I'm reading Kerrisk's book and see that the following as a note,

Caution is required when using a cast integer as the return value of a thread’s start function. The reason for this is that PTHREAD_CANCELED, the value returned when a thread is canceled (see Chapter 32), is usually some implementation-defined integer value cast to void *. If a thread’s start function returns the same integer value, then, to another thread that is doing a pthread_join(), it will wrongly appear that the thread was canceled. In an application that employs thread cancellation and chooses to return cast integer values from a thread’s start functions, we must ensure that a normally terminating thread does not return an integer whose value matches PTHREAD_CANCELED on that Pthreads implementation. A portable application would need to ensure that normally terminating threads don’t return integer values that match PTHREAD_CANCELED on any of the implementations on which the application is to run.

I don't understand importance of the note. Could you codify(show its simple code snippet) it simply to illustrate? What is the issue in th(ese)is case(s)?


Solution

  • This is a typical definition of PTHREAD_CANCELED (quoted verbatim from /usr/include/pthread.h on the machine where I'm typing this, which runs Linux with GNU libc):

    #define PTHREAD_CANCELED ((void *) -1)
    

    So if you have code like this to check for cancellation:

    void *thread_result;
    int rv = pthread_join(child, &thread_result);
    if (rv)
        error_exit("pthread_join failed", rv);
    if (thread_result == PTHREAD_CANCELED)
        error_exit("thread canceled", 0);
    

    you must not also have a thread procedure like this:

    static void *appears_to_be_canceled(void *unused)
    {
        return ((void *) -1);
    }
    

    because PTHREAD_CANCELED and ((void *) -1) are equal. Note that the number is not guaranteed to be −1, it could differ from system to system, and there's no good way to find out what it is at compile time because ((void *)...) isn't usable in an #if expression.

    There are two good ways to avoid this problem:

    • Don't use thread cancellation, so you don't have to check for PTHREAD_CANCELED and don't have to care what its numeric value is. This is a good idea for several other reasons, most importantly that cancellation makes it even harder to write robust multithreaded code than it already is.
    • Return only valid pointers from your thread procedures, not numbers.

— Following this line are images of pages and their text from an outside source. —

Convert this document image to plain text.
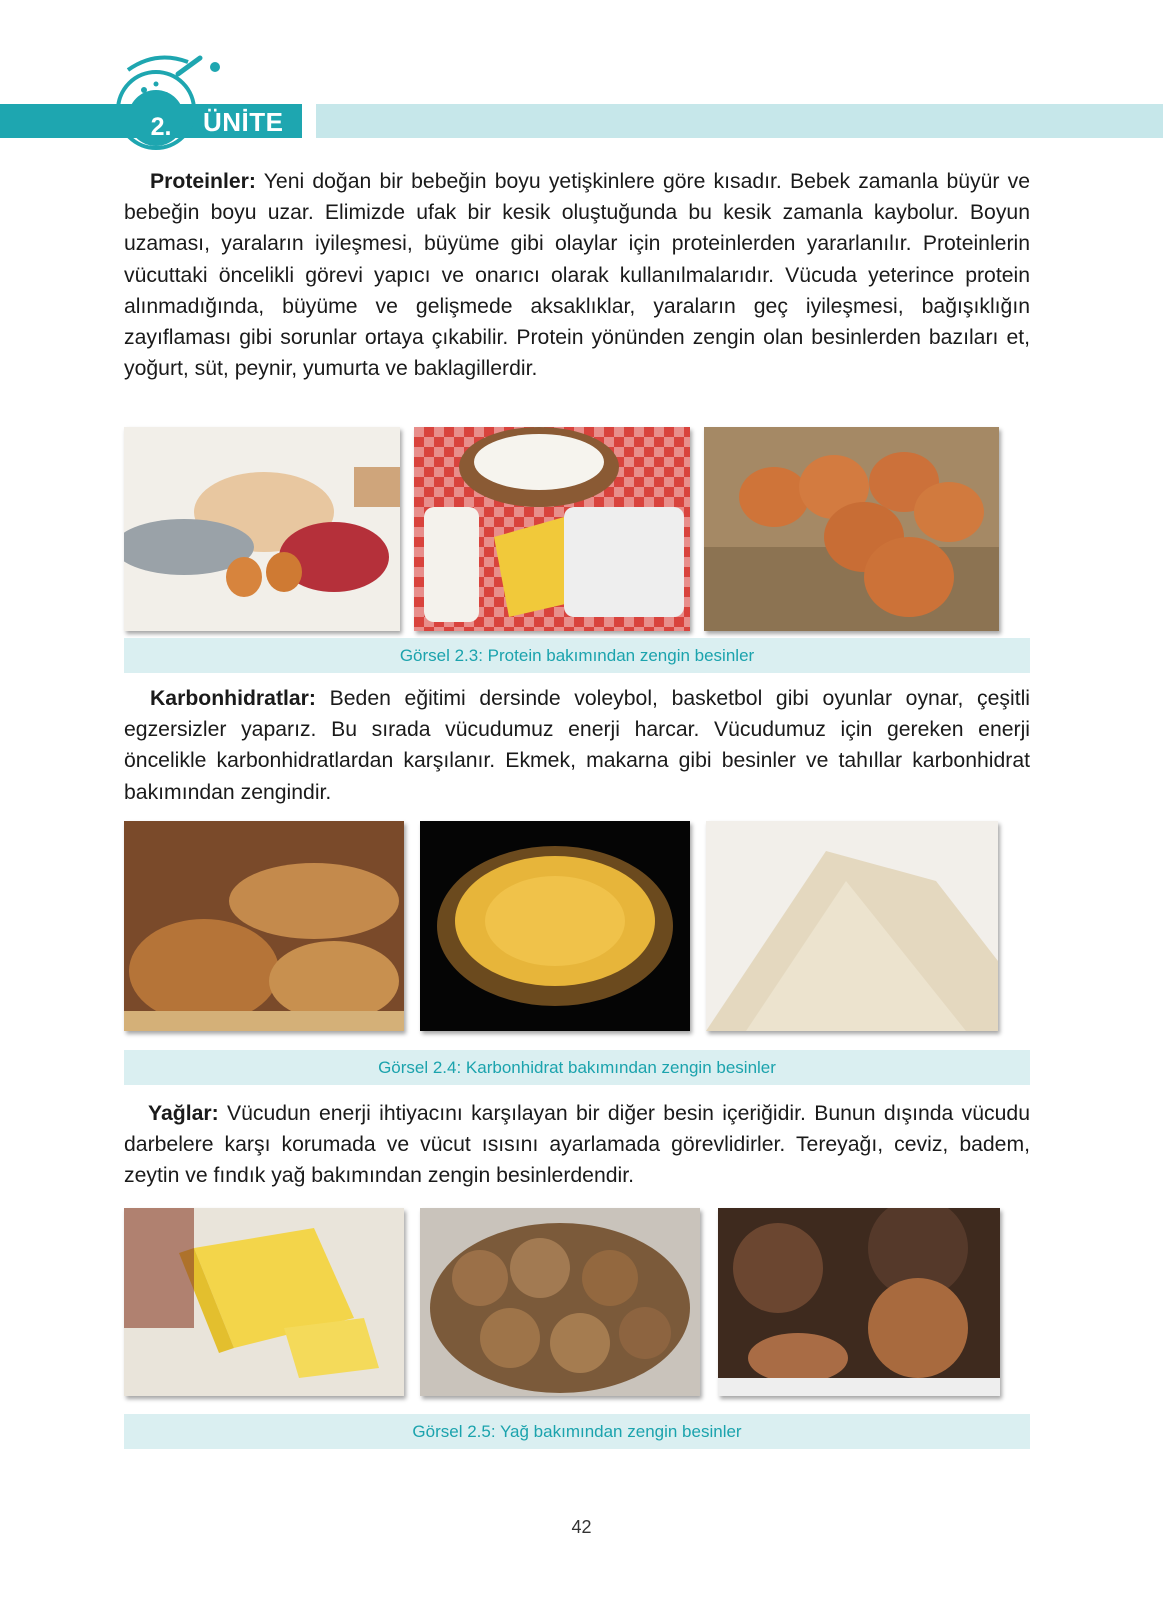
ÜNİTE
2.
Proteinler: Yeni doğan bir bebeğin boyu yetişkinlere göre kısadır. Bebek zamanla büyür ve bebeğin boyu uzar. Elimizde ufak bir kesik oluştuğunda bu kesik zamanla kaybolur. Boyun uzaması, yaraların iyileşmesi, büyüme gibi olaylar için proteinlerden yararlanılır. Proteinlerin vücuttaki öncelikli görevi yapıcı ve onarıcı olarak kullanılmalarıdır. Vücuda yeterince protein alınmadığında, büyüme ve gelişmede aksaklıklar, yaraların geç iyileşmesi, bağışıklığın zayıflaması gibi sorunlar ortaya çıkabilir. Protein yönünden zengin olan besinlerden bazıları et, yoğurt, süt, peynir, yumurta ve baklagillerdir.
Görsel 2.3: Protein bakımından zengin besinler
Karbonhidratlar: Beden eğitimi dersinde voleybol, basketbol gibi oyunlar oynar, çeşitli egzersizler yaparız. Bu sırada vücudumuz enerji harcar. Vücudumuz için gereken enerji öncelikle karbonhidratlardan karşılanır. Ekmek, makarna gibi besinler ve tahıllar karbonhidrat bakımından zengindir.
Görsel 2.4: Karbonhidrat bakımından zengin besinler
Yağlar: Vücudun enerji ihtiyacını karşılayan bir diğer besin içeriğidir. Bunun dışında vücudu darbelere karşı korumada ve vücut ısısını ayarlamada görevlidirler. Tereyağı, ceviz, badem, zeytin ve fındık yağ bakımından zengin besinlerdendir.
Görsel 2.5: Yağ bakımından zengin besinler
42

A good idiom to follow is like this:

      struct worker_data
      {
         // put _everything_ your thread needs to access in here
      };
      static void *worker_proc (void *data_)
      {
         struct worker_data *data = data_;
         // do stuff with `data` here 
         return data_;
      }
      

      Returning the worker_data object means the code that calls pthread_join doesn't have to track which worker_data object corresponds to which pthread_t. And it also means the return value of a successfully completed thread is guaranteed not to be equal to PTHREAD_CANCELED, because PTHREAD_CANCELED is guaranteed not to compare equal to any valid pointer.